I’m having that ultrasound tomorrow morning, and hopefully it will show that the MRI was hallucinating when it saw an area of “enhancement.” Hopefully everything will go back to the best case scenario that was presented a few weeks ago: one small tumor, a plan for its surgical excision, five weeks of radiation, and then 30 or 40 years of living happily ever after.
But if the ultrasound confirms the “enhancement” (I hate using words I don’t understand), then there will be a mastectomy, and a whole different plan and prognosis.
I may have given the impression the other day that I was horrified by the prospect of a mastectomy. I’m not. I would hack off both breasts myself with a kitchen knife and deliver them to the Women’s Breast Health Centre in a pail if I thought it would improve my odds of survival.
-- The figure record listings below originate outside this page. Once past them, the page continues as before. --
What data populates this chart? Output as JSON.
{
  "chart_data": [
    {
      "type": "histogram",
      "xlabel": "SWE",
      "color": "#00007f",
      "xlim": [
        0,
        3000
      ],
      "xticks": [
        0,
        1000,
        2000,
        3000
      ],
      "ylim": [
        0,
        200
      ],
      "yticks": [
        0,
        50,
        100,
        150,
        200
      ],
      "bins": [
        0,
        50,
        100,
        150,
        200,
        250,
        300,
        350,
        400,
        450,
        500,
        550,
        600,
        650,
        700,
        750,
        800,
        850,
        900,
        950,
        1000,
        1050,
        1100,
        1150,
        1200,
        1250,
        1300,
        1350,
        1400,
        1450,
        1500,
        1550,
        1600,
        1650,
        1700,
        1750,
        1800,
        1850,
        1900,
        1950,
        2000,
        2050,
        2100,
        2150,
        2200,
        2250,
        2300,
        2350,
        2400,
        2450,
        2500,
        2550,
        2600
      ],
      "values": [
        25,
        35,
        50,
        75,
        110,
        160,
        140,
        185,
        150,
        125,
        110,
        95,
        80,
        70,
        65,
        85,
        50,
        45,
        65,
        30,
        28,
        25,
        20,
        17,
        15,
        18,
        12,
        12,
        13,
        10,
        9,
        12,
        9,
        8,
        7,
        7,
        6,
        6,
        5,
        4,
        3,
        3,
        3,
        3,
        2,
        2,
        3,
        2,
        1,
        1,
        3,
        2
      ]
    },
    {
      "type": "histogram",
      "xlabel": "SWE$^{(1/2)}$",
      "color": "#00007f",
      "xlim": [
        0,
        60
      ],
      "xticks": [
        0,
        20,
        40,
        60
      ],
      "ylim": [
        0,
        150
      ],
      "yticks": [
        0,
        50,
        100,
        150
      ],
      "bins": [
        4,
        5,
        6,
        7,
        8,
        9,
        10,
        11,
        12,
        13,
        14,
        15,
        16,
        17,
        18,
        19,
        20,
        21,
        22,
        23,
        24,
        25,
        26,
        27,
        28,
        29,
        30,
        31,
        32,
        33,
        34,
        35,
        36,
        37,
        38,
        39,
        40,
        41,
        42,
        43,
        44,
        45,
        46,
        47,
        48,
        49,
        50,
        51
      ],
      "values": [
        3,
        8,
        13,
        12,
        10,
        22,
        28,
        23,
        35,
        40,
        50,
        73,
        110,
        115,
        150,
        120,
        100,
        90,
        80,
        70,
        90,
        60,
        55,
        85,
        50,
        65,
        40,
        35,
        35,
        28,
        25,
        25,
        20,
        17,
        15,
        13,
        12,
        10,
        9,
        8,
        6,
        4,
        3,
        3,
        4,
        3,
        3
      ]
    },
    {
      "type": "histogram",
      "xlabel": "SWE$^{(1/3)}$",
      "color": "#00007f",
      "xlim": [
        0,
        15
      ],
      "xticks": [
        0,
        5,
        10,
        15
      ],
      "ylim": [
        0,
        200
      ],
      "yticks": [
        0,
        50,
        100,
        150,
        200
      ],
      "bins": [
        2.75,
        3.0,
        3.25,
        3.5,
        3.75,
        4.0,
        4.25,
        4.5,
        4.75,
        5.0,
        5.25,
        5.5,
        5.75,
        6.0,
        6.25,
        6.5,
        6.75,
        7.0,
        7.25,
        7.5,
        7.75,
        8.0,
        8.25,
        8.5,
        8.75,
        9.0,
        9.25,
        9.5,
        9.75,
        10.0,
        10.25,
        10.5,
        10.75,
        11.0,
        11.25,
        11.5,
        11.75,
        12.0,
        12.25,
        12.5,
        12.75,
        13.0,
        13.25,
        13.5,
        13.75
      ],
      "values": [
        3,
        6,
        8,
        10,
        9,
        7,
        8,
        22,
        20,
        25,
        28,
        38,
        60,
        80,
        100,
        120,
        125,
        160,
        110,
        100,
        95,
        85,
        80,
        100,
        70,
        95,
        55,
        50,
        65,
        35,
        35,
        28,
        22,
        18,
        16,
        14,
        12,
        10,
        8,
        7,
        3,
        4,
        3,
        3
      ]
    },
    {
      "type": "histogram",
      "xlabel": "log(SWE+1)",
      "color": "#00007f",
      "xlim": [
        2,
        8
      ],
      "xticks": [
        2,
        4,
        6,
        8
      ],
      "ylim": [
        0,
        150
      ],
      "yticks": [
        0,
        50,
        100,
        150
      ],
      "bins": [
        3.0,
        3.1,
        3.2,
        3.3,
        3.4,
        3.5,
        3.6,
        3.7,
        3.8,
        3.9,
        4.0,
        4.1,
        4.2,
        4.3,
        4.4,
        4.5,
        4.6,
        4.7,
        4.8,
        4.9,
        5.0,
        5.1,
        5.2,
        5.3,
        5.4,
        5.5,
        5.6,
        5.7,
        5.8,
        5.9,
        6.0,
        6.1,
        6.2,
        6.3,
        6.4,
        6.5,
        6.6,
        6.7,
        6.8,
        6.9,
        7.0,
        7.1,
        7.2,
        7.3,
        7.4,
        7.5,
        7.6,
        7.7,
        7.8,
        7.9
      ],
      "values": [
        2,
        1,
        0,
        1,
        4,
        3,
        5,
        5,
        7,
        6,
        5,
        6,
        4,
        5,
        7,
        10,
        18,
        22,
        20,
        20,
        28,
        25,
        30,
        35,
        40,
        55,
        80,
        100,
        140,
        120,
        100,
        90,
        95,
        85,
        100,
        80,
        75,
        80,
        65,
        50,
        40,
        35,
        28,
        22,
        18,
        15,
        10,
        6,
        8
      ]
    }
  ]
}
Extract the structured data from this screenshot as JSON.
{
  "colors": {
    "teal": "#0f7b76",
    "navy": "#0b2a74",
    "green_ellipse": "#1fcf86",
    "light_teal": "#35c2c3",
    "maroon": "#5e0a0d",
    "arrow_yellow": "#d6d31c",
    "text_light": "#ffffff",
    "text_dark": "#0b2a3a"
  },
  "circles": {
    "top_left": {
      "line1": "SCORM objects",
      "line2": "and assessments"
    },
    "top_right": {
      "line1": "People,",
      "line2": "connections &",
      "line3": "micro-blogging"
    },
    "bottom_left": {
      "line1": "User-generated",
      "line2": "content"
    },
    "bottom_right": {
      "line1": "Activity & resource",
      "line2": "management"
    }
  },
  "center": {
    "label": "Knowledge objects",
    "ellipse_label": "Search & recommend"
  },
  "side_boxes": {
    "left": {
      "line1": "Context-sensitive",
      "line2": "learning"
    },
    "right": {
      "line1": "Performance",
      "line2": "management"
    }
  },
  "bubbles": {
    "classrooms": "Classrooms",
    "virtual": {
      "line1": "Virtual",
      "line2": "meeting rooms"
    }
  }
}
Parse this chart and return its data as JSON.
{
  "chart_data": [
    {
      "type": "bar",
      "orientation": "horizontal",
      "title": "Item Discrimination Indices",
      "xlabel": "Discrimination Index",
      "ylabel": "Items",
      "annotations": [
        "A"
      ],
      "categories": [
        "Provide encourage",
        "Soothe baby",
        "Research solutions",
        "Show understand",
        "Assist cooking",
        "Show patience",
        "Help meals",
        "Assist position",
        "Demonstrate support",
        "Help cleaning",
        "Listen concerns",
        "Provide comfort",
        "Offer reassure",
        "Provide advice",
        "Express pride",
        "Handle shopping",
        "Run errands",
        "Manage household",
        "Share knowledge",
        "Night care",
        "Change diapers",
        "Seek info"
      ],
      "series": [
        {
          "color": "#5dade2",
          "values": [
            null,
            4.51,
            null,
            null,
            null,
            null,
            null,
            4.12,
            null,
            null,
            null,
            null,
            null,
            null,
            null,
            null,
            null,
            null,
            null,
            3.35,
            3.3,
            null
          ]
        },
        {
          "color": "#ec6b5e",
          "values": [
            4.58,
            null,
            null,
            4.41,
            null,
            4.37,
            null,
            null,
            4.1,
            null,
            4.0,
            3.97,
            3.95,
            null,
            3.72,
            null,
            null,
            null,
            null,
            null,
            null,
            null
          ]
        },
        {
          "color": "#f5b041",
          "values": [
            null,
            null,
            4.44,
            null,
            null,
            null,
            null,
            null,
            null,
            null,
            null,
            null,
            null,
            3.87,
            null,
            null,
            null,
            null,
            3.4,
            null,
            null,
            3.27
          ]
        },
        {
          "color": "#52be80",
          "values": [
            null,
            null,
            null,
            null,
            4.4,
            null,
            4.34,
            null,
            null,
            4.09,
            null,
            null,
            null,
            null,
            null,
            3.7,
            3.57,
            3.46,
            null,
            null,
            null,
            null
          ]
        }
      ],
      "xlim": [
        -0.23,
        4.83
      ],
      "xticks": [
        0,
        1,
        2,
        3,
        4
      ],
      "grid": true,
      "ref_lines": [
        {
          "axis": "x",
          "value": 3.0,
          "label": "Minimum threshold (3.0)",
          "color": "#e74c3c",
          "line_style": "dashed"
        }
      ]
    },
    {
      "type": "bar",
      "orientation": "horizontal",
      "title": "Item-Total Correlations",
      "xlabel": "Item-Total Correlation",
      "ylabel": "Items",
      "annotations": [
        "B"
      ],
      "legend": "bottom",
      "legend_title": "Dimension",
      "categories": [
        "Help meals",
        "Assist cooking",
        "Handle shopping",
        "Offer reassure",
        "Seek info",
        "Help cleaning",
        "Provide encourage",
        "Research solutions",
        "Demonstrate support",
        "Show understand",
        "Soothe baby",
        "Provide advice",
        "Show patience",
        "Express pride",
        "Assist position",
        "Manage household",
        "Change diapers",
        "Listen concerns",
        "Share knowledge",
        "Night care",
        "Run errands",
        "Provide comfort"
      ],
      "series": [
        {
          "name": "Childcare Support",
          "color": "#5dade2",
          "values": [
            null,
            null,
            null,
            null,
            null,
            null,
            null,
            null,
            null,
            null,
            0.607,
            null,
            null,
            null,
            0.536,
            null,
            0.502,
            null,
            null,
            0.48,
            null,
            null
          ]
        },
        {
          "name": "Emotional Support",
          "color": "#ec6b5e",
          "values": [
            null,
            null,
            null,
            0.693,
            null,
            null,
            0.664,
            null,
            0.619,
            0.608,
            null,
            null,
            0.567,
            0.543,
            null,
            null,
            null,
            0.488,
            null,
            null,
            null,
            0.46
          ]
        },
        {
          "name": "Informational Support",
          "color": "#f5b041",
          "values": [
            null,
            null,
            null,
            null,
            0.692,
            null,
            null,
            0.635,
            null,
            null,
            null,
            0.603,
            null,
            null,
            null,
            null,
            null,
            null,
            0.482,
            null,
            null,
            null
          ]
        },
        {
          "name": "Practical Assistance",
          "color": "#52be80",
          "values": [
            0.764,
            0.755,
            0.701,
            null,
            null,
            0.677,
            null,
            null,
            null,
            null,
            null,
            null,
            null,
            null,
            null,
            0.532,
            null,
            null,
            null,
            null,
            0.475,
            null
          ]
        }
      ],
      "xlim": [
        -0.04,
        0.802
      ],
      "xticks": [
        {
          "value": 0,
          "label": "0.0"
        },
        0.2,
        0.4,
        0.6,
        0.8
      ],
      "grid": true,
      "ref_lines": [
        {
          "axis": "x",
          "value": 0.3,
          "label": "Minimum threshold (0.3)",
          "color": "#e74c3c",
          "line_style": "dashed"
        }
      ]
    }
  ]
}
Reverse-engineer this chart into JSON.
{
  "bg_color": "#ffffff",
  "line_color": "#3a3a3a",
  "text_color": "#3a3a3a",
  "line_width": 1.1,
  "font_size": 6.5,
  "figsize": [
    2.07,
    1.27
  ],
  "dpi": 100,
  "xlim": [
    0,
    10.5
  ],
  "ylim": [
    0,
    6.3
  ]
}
No, my horror was not at the prospect of mastectomy. It was at the prospect of the cancer being more advanced and more far-flung than we had previously believed. It was the fear that this “enhancement” is an ominous sign of advanced spread. (Which it might not be – as I said before, I don’t even know what it means. It’s just another big scary unknown in a universe of scary unknowns.)
Since the mastectomy got put on the table, though, I’ve spent some time thinking about my feelings about my breasts. I never thought they were one of my better naked features. In fact, almost from the moment I got breasts I started finding fault with them.
But that doesn’t mean I feel good about having one of them lopped off. No. It’s still part of me, and I feel kind of sad to think it might soon be in a pile of medical waste somewhere.
The other night I was lying in bed thinking about all this stuff, and I realized I was polyanthromorphizing my breast. I was feeling sorry for it, poor little thing, getting kicked off the island, so to speak. It’s not like it ever did anything wrong.
Cancer can drive you a little bit crazy, you know, especially in the middle of the night.